Hallo, ich bin auf der Suche nach einem günstigen Tintenstrahldrucker in Farbe. Kann auch ein Multifunktionsgerät sein. Wichtig ist, dass die Nachfüllpatronen günstig sind.. hat jemand einen Tipp?

Vielen Dank


----------



## ikosaeder (29. Januar 2013)

Schau mal hier, sehr umfangreiche Tests.
http://www.druckkosten.de
Wenn du sehr viel druckst, lohnt sich evt, ein Farblaser.


----------



## Mr Poldzzz (19. April 2013)

Hi.

Meine Freundin hat nen Brother Tintenstrahl Multifunktionsgerät. Der hat 100 € gekostet und ****t echt gut. Patronen bekommste bei Amazon günstig. Würde halt nicht die allerbilligsten nehmen, so wie: 15 Patronen für 20 €.

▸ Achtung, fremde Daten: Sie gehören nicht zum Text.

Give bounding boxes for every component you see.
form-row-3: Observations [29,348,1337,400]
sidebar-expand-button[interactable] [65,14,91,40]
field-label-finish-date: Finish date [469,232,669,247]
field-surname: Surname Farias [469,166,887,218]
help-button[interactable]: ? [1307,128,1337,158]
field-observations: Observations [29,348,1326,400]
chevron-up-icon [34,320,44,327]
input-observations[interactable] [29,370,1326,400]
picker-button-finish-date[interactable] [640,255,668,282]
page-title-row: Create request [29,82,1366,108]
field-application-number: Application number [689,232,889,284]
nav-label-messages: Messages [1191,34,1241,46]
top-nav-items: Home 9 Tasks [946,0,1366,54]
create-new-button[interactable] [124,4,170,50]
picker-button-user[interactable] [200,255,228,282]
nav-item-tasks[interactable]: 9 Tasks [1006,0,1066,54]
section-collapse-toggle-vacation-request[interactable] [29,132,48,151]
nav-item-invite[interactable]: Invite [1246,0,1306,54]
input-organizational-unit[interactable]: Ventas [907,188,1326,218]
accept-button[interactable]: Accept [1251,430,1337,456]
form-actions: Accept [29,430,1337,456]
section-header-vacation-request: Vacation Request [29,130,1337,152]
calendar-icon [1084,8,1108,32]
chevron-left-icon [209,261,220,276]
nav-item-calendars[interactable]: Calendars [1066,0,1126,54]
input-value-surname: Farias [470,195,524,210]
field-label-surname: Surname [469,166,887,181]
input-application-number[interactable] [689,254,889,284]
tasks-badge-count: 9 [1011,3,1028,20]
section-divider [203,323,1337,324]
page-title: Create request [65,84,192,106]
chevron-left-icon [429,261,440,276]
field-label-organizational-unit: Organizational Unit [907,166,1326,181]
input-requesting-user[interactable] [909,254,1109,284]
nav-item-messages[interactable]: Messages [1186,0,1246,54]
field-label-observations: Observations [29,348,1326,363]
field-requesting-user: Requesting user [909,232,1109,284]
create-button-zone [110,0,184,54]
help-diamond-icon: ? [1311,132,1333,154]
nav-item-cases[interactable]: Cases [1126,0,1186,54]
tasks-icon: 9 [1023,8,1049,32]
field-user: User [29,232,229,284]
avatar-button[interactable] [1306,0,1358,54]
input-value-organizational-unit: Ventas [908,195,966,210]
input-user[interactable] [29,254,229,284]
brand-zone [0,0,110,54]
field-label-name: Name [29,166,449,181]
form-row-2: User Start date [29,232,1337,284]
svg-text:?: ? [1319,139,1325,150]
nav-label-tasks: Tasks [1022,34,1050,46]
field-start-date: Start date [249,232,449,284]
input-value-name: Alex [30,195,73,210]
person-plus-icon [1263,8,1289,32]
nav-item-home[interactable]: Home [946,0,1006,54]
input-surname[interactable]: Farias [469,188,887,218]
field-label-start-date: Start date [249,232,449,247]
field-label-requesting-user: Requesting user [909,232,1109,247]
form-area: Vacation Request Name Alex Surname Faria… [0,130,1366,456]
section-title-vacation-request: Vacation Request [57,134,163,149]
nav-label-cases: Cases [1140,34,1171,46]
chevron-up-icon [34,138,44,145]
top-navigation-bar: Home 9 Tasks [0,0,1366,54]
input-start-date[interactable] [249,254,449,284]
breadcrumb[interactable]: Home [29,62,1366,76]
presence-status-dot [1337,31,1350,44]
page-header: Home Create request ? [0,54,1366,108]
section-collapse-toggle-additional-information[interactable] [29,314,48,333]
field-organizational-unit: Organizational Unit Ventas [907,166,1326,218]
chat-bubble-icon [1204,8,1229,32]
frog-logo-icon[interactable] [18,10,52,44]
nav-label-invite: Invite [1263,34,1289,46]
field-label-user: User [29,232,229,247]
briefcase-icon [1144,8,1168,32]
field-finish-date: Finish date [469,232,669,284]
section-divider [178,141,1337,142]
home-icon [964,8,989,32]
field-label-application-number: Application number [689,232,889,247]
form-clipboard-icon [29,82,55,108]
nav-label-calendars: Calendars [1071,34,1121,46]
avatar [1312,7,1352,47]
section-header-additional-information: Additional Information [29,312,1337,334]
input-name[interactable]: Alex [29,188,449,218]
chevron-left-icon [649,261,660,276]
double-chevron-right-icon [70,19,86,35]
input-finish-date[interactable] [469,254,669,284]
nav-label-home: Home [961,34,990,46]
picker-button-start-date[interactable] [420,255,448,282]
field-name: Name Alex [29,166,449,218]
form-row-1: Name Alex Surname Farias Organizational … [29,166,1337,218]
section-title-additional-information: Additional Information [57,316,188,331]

Drucker (neueres Modell): Hier

Wenn du weiter unten auf der Seite guckst werden Dir schon massenweise Patronen an geboten.


----------



## ikosaeder (22. April 2013)

Brothers Multis verbrauchen aber aufgrund regelmäßiger Selbstreinigung viel Tinte. 
Weiß nicht ob das bei den neueren auch so ist, aber das war echt ärgerlich.


----------



## chmee (22. April 2013)

..schon ein bisschen älter die Frage, aber sei's drum:

Abhängig von der geforderten Druckqualität (und Menge) könnte man auch auf externe Tanks gehen - und dazu gleich den richtigen Drucker kaufen. Such mal nach CISS oder schau bei compedo.






mfg chmee


----------